A buen seguro que llegará un día, que espero y deseo que sea más pronto que tarde, que historiadores solventes llevarán a cabo un balance de todo cuanto llevamos vivido en Cataluña estos últimos años. El suyo no podrá ser, por mucho que se esfuercen en conseguirlo, un balance ni tan solo mínimamente positivo. En particular durante el último quinquenio, es decir entre los comicios autonómicos del 25 de noviembre 2012 hasta las recientes elecciones del pasado 21 de diciembre, toda la vida política catalana se ha convertido en un disparate ininterrumpido, sin ton ni son, sin orden ni concierto, con una escalada de despropósitos que ni los narradores más fantasiosos hubiesen podido llegar a imaginar.

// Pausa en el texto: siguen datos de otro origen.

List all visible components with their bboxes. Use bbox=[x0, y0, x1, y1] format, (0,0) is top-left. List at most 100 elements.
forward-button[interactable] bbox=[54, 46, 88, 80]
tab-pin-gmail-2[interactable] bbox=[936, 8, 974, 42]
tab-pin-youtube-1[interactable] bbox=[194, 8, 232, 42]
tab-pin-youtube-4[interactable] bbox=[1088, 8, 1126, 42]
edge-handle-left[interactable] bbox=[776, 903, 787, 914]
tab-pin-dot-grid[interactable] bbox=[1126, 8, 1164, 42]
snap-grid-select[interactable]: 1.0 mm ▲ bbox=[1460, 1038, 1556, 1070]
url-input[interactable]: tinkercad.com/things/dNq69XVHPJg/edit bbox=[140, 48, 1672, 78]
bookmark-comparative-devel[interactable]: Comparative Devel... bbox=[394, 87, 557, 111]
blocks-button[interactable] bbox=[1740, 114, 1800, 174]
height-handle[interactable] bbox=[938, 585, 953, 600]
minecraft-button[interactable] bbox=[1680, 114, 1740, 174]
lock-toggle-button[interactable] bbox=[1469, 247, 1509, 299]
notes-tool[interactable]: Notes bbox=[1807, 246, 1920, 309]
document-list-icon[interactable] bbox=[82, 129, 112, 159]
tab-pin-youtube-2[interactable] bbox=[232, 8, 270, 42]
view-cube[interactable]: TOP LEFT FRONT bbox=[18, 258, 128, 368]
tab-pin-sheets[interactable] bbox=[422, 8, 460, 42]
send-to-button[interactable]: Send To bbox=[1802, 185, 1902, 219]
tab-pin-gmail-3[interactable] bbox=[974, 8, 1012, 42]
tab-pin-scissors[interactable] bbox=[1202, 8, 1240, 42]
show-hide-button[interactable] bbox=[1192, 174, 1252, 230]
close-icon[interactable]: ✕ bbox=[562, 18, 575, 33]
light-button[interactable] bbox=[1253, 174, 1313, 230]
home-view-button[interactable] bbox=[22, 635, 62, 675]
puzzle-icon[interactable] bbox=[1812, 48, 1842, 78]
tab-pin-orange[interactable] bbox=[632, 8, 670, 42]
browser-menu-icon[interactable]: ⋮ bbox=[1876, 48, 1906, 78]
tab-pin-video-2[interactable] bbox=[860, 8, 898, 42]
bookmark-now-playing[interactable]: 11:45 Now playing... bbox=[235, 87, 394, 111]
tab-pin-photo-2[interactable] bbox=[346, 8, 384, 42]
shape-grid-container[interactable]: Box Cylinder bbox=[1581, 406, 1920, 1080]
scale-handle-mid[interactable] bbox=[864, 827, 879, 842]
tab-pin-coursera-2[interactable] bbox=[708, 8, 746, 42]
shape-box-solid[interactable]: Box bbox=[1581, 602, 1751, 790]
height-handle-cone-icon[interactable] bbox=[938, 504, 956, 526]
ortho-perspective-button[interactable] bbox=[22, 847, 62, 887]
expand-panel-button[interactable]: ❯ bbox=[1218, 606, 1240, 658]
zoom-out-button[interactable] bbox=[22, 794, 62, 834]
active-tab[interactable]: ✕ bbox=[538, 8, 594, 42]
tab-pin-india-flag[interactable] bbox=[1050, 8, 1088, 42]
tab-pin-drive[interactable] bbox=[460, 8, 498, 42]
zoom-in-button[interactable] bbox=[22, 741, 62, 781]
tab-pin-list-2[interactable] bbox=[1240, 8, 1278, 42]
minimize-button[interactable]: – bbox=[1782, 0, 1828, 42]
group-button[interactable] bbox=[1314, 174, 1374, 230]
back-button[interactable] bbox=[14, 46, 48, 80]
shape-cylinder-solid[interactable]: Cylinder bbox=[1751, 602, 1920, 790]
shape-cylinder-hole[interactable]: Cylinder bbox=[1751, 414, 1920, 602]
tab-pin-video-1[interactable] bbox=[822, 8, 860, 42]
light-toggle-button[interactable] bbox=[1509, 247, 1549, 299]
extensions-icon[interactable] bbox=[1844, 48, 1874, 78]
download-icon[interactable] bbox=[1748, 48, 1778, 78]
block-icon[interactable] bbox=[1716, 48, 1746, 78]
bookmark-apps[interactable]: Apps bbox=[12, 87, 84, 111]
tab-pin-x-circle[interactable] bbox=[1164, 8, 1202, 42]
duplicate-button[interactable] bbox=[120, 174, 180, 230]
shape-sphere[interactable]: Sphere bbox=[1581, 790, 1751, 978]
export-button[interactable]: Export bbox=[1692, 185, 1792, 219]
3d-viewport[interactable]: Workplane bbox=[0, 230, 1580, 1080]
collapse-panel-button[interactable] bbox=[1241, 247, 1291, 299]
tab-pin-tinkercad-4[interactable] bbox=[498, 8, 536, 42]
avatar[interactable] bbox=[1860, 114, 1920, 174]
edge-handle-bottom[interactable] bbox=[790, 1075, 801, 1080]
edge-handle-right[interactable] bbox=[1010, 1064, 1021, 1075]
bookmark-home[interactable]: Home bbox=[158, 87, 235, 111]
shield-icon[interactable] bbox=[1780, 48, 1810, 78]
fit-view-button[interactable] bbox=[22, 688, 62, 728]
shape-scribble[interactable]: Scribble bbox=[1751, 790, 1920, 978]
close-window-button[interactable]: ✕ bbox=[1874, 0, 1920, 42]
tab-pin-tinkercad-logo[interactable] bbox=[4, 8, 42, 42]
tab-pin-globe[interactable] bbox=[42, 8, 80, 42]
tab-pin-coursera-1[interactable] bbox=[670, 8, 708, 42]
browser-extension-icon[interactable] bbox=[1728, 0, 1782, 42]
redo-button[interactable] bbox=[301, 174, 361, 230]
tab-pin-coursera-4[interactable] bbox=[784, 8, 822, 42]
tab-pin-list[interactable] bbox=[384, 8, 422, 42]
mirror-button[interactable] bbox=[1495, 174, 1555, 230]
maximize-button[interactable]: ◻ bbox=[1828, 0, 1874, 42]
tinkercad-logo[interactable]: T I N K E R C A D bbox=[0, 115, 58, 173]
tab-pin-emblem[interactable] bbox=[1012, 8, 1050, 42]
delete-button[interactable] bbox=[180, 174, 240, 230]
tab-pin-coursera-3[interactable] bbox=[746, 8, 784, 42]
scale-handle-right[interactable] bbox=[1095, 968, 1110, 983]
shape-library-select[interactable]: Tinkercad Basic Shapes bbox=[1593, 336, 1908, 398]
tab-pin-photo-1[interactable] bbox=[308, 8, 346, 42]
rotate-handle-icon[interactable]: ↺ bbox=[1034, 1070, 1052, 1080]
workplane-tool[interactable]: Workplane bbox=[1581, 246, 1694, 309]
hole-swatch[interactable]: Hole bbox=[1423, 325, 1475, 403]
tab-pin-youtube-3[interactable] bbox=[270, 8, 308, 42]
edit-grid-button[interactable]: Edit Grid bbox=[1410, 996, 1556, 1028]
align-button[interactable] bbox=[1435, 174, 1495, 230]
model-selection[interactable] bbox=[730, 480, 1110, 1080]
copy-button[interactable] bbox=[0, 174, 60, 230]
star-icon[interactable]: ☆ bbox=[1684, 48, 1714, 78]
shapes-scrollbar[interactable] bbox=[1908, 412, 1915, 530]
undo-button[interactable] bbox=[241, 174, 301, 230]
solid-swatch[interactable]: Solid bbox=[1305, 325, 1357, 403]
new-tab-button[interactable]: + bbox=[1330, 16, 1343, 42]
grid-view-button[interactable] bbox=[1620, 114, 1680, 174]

Con cuatro elecciones autonómicas celebradas en solo siete años, sin agotar en ningún caso el periodo propia de una legislatura, la política catalana, y con ella obvia y obligadamente el conjunto de la ciudadanía catalana, ha vivido y sigue viviendo todavía montada en un proceso independentista cuyos resultados a la vista están: de una supuesta preindependencia, con la nonata proclamación de la República Catalana, pasamos a la preautonomía actual, a la espera de que deje de ser vigente la aplicación del artículo 155 de la Constitución en Cataluña a partir del mismo momento de la toma de posesión del nuevo Gobierno de la Generalitat.

No obstante, por ahora ni tan siquiera esto parece seguro porque parece que ni tan solo está garantizada la misma constitución del nuevo Parlamento catalán si, como sostienen algunos, todos los diputados secesionistas boicotean dicha constitución al negarse a asistir a la misma, que requiere la presencia física en el hemiciclo del parque de la Ciutadella de la mayoría absoluta de los diputados electos. Incluso descartando tamaño despropósito, parece muy difícil, al menos hoy por hoy, que los 70 diputados que configuran la nueva mayoría absoluta independentista, es decir los electos de JXCat, ERC y CUP, sean realmente capaces de proceder a la elección reglamentaria de quien debe ocupar la Presidencia de la Generalitat, trámite previo imprescindible para la constitución del nuevo gobierno. Aún más, tampoco está claro que se pueda llegar a un pacto para la elección de la Mesa del Parlamento, sin cuya constitución éste no puede entrar plenamente en funciones.

La ciudadanía catalana ha vivido y sufrido estos años las consecuencias sociales muy graves de la crisis económica, pero sobre todo ha vivido y sufrido un gravísimo deterioro convivencial, política, social e institucional, con una gran división interna entre dos mitades confrontadas y enfrentadas no por defender opciones ideológicas o políticas sino por sus sentimientos de identidad, con cicatrices que me temo mucho que tardarán años, tal vez incluso decenios, en llegar a cicatrizar.

Son ya muchos, sin lugar a duda demasiados, los años perdidos en esta sinrazón. Pero no parece que haya capacidad alguna de rectificación por ninguna de las partes confrontadas. Las pocas voces que defienden y promueven el diálogo parecen predicarlo y clamarlo en el desierto, mientras de un lado y otro el griterío es ensordecedor. La cronificación de esta grave crisis puede acabar teniendo consecuencias todavía peores.

Alguien podrá decir que el mío es un artículo propio de un profeta de calamidades. Me gustaría mucho equivocarme. Yo sí estoy dispuesto a llevar a cabo mi propia y personal rectificación. Pero mucho me temo que no lo podré hacer, al menos a corto e incluso a medio plazo.